No entanto, a juíza aponta uma "interpretação errada" da lei por parte de algumas autoridades. O ECA define família extensa como parentes com os quais a criança "convive e mantém vínculos de afinidade e afetividade". Contudo, processos se arrastam por anos na busca por parentes distantes, sem qualquer vínculo com a criança, o que atrasa uma solução definitiva para sua vida.
"Para ser juiz da infância e promotor da infância é preciso ser corajoso", defende Ana Paula Gomes. Ela argumenta que é preciso aplicar a lei de forma estrita e ter a coragem de destituir o poder familiar quando a reintegração se mostra inviável, dando à criança a chance de ser adotada antes que cresça e perca o interesse de pretendentes.
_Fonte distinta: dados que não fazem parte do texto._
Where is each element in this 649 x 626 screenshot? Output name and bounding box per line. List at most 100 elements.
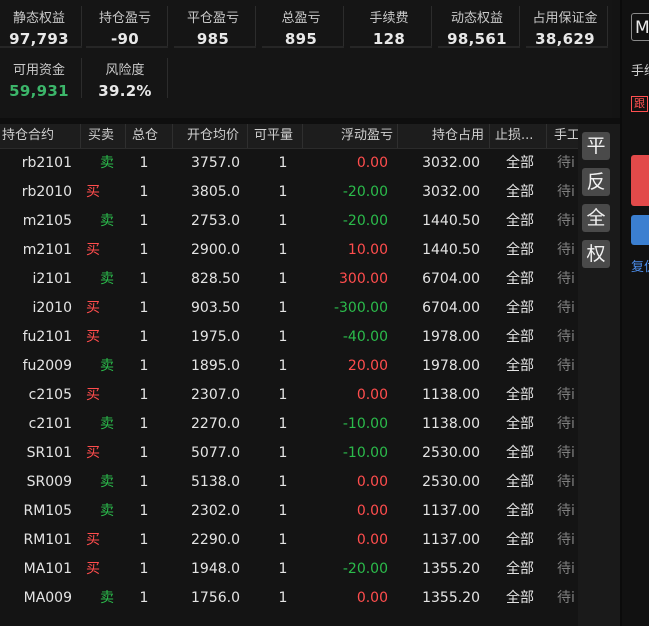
stat-label: 持仓盈亏 [98,11,151,26]
cell-manual[interactable]: 待i [557,352,578,381]
header-symbol[interactable]: 持仓合约 [2,124,72,148]
cell-manual[interactable]: 待i [557,207,578,236]
header-margin[interactable]: 持仓占用 [397,124,484,148]
cell-qty: 1 [139,532,149,548]
cell-stop-loss[interactable]: 全部 [506,265,540,294]
table-row[interactable]: fu2101 买 1 1975.0 1 -40.00 1978.00 全部 待i [0,323,578,352]
cell-stop-loss[interactable]: 全部 [506,149,540,178]
cell-manual[interactable]: 待i [557,265,578,294]
close-all-button[interactable]: 全 [582,204,610,232]
cell-stop-loss[interactable]: 全部 [506,294,540,323]
stat-cell: 总盈亏 895 [262,0,344,48]
cell-manual[interactable]: 待i [557,526,578,555]
cell-stop-loss[interactable]: 全部 [506,207,540,236]
stat-divider [255,6,256,46]
table-row[interactable]: m2105 卖 1 2753.0 1 -20.00 1440.50 全部 待i [0,207,578,236]
cell-floating-pnl: -10.00 [342,445,388,461]
cell-manual[interactable]: 待i [557,294,578,323]
table-row[interactable]: c2105 买 1 2307.0 1 0.00 1138.00 全部 待i [0,381,578,410]
stat-label: 平仓盈亏 [186,11,239,26]
table-row[interactable]: RM105 卖 1 2302.0 1 0.00 1137.00 全部 待i [0,497,578,526]
cell-floating-pnl: 0.00 [356,532,388,548]
cell-symbol: RM105 [23,503,72,519]
table-row[interactable]: m2101 买 1 2900.0 1 10.00 1440.50 全部 待i [0,236,578,265]
cell-avg-price: 2302.0 [191,503,240,519]
copy-link[interactable]: 复仇 [631,256,649,275]
cell-floating-pnl: -300.00 [333,300,388,316]
table-row[interactable]: SR101 买 1 5077.0 1 -10.00 2530.00 全部 待i [0,439,578,468]
positions-table: 持仓合约 买卖 总仓 开仓均价 可平量 浮动盈亏 持仓占用 止损... 手工 r… [0,124,578,626]
cell-qty: 1 [139,474,149,490]
cell-avg-price: 3805.0 [191,184,240,200]
table-row[interactable]: SR009 卖 1 5138.0 1 0.00 2530.00 全部 待i [0,468,578,497]
table-row[interactable]: RM101 买 1 2290.0 1 0.00 1137.00 全部 待i [0,526,578,555]
cell-stop-loss[interactable]: 全部 [506,323,540,352]
cell-manual[interactable]: 待i [557,584,578,613]
cell-avg-price: 1948.0 [191,561,240,577]
stat-label: 静态权益 [12,11,65,26]
close-position-button[interactable]: 平 [582,132,610,160]
stat-underline [0,46,82,48]
header-pnl[interactable]: 浮动盈亏 [302,124,397,148]
cell-floating-pnl: -20.00 [342,213,388,229]
header-stop[interactable]: 止损... [489,124,545,148]
header-avg[interactable]: 开仓均价 [172,124,257,148]
table-row[interactable]: c2101 卖 1 2270.0 1 -10.00 1138.00 全部 待i [0,410,578,439]
stat-cell: 占用保证金 38,629 [526,0,608,48]
cell-manual[interactable]: 待i [557,439,578,468]
cell-margin: 3032.00 [422,184,480,200]
cell-stop-loss[interactable]: 全部 [506,497,540,526]
reverse-position-button[interactable]: 反 [582,168,610,196]
cell-stop-loss[interactable]: 全部 [506,468,540,497]
header-avail[interactable]: 可平量 [247,124,304,148]
header-side[interactable]: 买卖 [80,124,128,148]
cell-manual[interactable]: 待i [557,149,578,178]
stat-divider [519,6,520,46]
contract-select[interactable]: M [631,13,649,41]
table-row[interactable]: i2101 卖 1 828.50 1 300.00 6704.00 全部 待i [0,265,578,294]
cell-available: 1 [278,590,288,606]
cell-stop-loss[interactable]: 全部 [506,236,540,265]
buy-order-button[interactable] [631,155,649,206]
table-row[interactable]: i2010 买 1 903.50 1 -300.00 6704.00 全部 待i [0,294,578,323]
cell-stop-loss[interactable]: 全部 [506,410,540,439]
stat-divider [431,6,432,46]
follow-tag[interactable]: 跟 [631,96,648,112]
cell-manual[interactable]: 待i [557,178,578,207]
cell-available: 1 [278,561,288,577]
cell-available: 1 [278,329,288,345]
cell-manual[interactable]: 待i [557,555,578,584]
cell-stop-loss[interactable]: 全部 [506,555,540,584]
cell-manual[interactable]: 待i [557,323,578,352]
cell-manual[interactable]: 待i [557,497,578,526]
table-row[interactable]: MA009 卖 1 1756.0 1 0.00 1355.20 全部 待i [0,584,578,613]
stat-label: 手续费 [369,11,409,26]
cell-side: 卖 [100,474,114,490]
cell-manual[interactable]: 待i [557,468,578,497]
cell-available: 1 [278,155,288,171]
cell-stop-loss[interactable]: 全部 [506,439,540,468]
account-summary: 静态权益 97,793 持仓盈亏 -90 平仓盈亏 985 总盈亏 895 手续费 128 动态权益… [0,0,612,118]
cell-avg-price: 2270.0 [191,416,240,432]
cell-manual[interactable]: 待i [557,236,578,265]
cell-stop-loss[interactable]: 全部 [506,584,540,613]
table-row[interactable]: rb2010 买 1 3805.0 1 -20.00 3032.00 全部 待i [0,178,578,207]
cell-stop-loss[interactable]: 全部 [506,381,540,410]
cell-margin: 1440.50 [422,242,480,258]
header-qty[interactable]: 总仓 [125,124,172,148]
sell-order-button[interactable] [631,215,649,245]
cell-stop-loss[interactable]: 全部 [506,352,540,381]
cell-stop-loss[interactable]: 全部 [506,178,540,207]
cell-margin: 3032.00 [422,155,480,171]
header-manual[interactable]: 手工 [546,124,578,148]
table-row[interactable]: rb2101 卖 1 3757.0 1 0.00 3032.00 全部 待i [0,149,578,178]
cell-side: 卖 [100,213,114,229]
rights-button[interactable]: 权 [582,240,610,268]
cell-stop-loss[interactable]: 全部 [506,526,540,555]
cell-manual[interactable]: 待i [557,381,578,410]
cell-floating-pnl: 20.00 [347,358,388,374]
cell-manual[interactable]: 待i [557,410,578,439]
table-row[interactable]: MA101 买 1 1948.0 1 -20.00 1355.20 全部 待i [0,555,578,584]
cell-available: 1 [278,445,288,461]
table-row[interactable]: fu2009 卖 1 1895.0 1 20.00 1978.00 全部 待i [0,352,578,381]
O acolhimento, por lei, deve durar no máximo 18 meses. A morosidade na definição do futuro da criança, seja pela busca de parentes ou por outros fatores, pode fazer com que ela passe toda a infância e adolescência em instituições.
Como mensagem final, a juíza incentiva a sociedade a conhecer o serviço. "Se a pessoa sentir no seu coração que quer ajudar uma criança e um adolescente, procura o serviço de família acolhedora. Isso às vezes vai te despertar um sentimento de solidariedade e vai te fazer muitas vezes salvar a vida de uma criança".